Yes, I really think we’re more in that kind of $245 million to $250 million range. I mean, I think we guided last year roughly in that $235 million. And I think with our mobank acquisition kind of we’re planning for that. I think with our continued higher FDIC expense levels because of classified and criticized our mix of business which as you can see this quarter is above 50% just barely in terms of fees, you generally pay more commissions related to that business. So there is continued onboarding of IT systems. Not a huge amount but certainly incrementally that adds. So I think our expense base has built up to a higher level than approaches that kind of $250 million mark on a quarterly basis depending on the mix of revenue you generate. That help?

Matt Olney

Yes. That’s helpful. And then sticking on this guidance discussion, as far as the revenue growth, expecting to outpace expense growth, just to clarify is that guidance for the full year 2016 or is that just for the last two quarters of 2016 because it looks like the words may change probably from the previous quarter.

Steve Bradshaw

Well, I think what we’ve said is, our intent is to grow revenues to maintain expense growth below slightly below our revenue growth. Without these one-time items that we’ve been dealing with in the first and second quarter, and they’ve certainly clouded the picture. I mean there we’re disappointed in some of those, but I do think our core run rate operating expenses we have every intent as we go through our budget cycle this fall to build a budget that contains expense growth inside revenue growth rates.

Matt Olney

Okay, thanks. And just lastly, the energy allowances now think over $100 million.

Steve Bradshaw

Yes.

Matt Olney

How much of that is allocated towards specific credits? And secondly as you noted the cumulative energy charge-offs in that $34 million, how much would be thinking about remaining there as far as energy charge-off?

Steve Bradshaw

We only have one credit with specific impairment that would be considered in that kind of $100 million number. The rest of it is really a general allocation just based on the formula and the credit grade associated with the book, we’re not in the habit of giving a specific charge-off guidance, I think we’ll stick with what we indicated in our press release, which is that, we certainly expect charge-offs to be below our provision guidance.

Matt Olney

Thank you.

Operator

[Operator Instructions] Our next question is from Gary Tenner from D.A. Davidson.

Gary Tenner

Thanks, good afternoon.

Steve Bradshaw

Hi.

Gary Tenner

Quick question again on the expenses in terms of the mortgage banking costs you’ve highlighted in press release of course, there was some increased costs because of the pre-payments on almost are servicing for others, was there any element of that in the first quarter as well or is that first quarter number more of a clean number?

Steve Bradshaw

That’s more of a clean number. And then I think the mortgage amortization kicked up because of the rate decline in the second quarter. And then the other element of that is our continued, if you want to call it kind of clean up and getting our hands around some of the reserves that support our default mortgages. And we’re working hard on that as we mentioned in our comments and you may see another $1.5 million to $1 million.

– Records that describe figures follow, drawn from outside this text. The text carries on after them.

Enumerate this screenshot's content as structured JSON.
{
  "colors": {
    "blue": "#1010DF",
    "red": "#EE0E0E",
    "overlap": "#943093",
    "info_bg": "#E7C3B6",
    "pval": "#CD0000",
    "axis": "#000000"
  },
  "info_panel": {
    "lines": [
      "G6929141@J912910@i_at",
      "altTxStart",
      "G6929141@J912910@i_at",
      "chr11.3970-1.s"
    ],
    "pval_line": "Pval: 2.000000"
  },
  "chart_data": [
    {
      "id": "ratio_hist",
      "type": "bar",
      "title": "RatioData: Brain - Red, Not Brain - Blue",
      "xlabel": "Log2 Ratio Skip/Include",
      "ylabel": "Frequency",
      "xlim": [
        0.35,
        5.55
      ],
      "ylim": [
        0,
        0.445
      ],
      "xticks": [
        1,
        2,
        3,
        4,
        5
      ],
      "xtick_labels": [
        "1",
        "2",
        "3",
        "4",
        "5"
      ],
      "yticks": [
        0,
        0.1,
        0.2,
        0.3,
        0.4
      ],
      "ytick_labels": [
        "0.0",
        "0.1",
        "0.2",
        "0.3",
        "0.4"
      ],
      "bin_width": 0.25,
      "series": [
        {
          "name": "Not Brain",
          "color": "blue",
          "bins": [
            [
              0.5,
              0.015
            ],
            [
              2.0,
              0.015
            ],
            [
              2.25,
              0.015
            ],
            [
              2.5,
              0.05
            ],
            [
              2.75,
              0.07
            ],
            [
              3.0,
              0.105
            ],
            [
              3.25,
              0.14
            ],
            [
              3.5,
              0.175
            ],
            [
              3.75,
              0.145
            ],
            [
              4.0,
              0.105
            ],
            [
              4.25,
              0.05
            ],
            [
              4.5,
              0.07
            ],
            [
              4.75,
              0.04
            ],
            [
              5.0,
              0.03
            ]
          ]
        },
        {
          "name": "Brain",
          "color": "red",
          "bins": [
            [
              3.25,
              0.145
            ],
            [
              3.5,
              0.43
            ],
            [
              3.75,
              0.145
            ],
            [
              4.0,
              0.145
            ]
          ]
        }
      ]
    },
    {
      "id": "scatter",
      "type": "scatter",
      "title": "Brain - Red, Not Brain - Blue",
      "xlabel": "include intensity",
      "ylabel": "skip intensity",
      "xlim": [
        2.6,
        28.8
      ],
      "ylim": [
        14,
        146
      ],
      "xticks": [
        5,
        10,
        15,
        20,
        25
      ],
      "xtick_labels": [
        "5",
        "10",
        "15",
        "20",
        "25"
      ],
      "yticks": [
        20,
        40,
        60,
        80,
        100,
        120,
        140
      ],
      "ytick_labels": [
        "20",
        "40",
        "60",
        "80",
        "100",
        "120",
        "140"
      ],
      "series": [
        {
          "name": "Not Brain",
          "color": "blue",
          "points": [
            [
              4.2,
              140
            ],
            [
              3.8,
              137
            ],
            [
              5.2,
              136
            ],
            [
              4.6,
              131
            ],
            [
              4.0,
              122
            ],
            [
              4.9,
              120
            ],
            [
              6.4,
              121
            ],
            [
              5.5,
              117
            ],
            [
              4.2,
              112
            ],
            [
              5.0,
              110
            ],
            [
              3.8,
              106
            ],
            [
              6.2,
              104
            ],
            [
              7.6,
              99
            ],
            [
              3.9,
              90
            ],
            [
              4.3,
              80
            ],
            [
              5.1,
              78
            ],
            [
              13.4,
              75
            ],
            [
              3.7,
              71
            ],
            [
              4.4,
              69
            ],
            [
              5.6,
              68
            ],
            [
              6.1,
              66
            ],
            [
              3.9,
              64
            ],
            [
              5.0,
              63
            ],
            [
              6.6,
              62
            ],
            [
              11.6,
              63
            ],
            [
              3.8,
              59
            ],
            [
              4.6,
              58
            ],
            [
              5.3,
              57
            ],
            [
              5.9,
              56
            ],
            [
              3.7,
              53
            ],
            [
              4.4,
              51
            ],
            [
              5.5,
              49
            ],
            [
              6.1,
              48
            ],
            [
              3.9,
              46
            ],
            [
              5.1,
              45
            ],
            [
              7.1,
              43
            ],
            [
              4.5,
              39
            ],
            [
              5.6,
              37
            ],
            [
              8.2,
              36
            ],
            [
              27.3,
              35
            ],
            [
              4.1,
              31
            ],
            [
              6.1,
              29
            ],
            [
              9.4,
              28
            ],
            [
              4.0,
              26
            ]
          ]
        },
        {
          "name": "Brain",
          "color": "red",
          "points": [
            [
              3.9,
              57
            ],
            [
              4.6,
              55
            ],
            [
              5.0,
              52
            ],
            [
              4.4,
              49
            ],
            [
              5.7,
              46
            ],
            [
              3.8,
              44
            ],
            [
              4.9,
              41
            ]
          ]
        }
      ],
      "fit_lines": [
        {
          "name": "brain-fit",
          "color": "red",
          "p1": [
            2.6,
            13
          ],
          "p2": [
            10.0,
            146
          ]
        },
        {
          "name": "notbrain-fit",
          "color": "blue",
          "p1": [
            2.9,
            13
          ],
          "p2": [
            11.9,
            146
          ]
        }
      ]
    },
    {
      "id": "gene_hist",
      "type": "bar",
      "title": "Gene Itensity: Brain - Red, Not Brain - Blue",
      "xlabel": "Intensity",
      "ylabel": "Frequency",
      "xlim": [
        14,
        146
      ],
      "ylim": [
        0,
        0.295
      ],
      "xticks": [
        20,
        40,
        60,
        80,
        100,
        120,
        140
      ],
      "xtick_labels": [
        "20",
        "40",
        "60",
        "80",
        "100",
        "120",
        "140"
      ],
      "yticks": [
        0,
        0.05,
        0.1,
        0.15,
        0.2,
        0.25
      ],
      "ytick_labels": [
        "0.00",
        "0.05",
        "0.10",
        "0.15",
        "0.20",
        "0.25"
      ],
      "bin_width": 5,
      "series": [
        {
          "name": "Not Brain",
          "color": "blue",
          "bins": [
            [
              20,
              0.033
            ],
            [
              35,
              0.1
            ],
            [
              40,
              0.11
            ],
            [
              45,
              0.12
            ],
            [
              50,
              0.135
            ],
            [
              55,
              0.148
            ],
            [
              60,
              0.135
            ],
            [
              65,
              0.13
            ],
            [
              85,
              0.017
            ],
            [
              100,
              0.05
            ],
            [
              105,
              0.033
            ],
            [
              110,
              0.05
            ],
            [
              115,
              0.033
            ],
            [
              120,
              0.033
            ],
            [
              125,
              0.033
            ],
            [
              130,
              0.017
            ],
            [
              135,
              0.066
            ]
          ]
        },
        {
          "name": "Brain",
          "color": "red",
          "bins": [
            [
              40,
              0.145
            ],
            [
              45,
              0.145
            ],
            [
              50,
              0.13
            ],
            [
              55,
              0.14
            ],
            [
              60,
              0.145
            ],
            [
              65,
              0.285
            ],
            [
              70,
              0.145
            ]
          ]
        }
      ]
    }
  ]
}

Hopefully it’s over the next quarter, but I’m not going to say it won’t be and we continue to find areas there where we need – where we have exposure and we need to support with reserves. I think that will fade away over time. But that’s still has been an element of our expenses for the last couple of quarters and it will be probably for ongoing for at least another quarter, and that’s $1.5 million to $1 million.

Gary Tenner

Right, thank you.

Operator

And there are no further audio questions at this time.

Joe Crivelli

All right. Well, thanks everybody for joining us. If you have any follow-up questions, you can give me a call either this evening or tomorrow at 918-595-3027. Thanks for talking to us, and we’ll catch you later. Bye-bye.

Operator

That concludes today’s conference. You may now disconnect.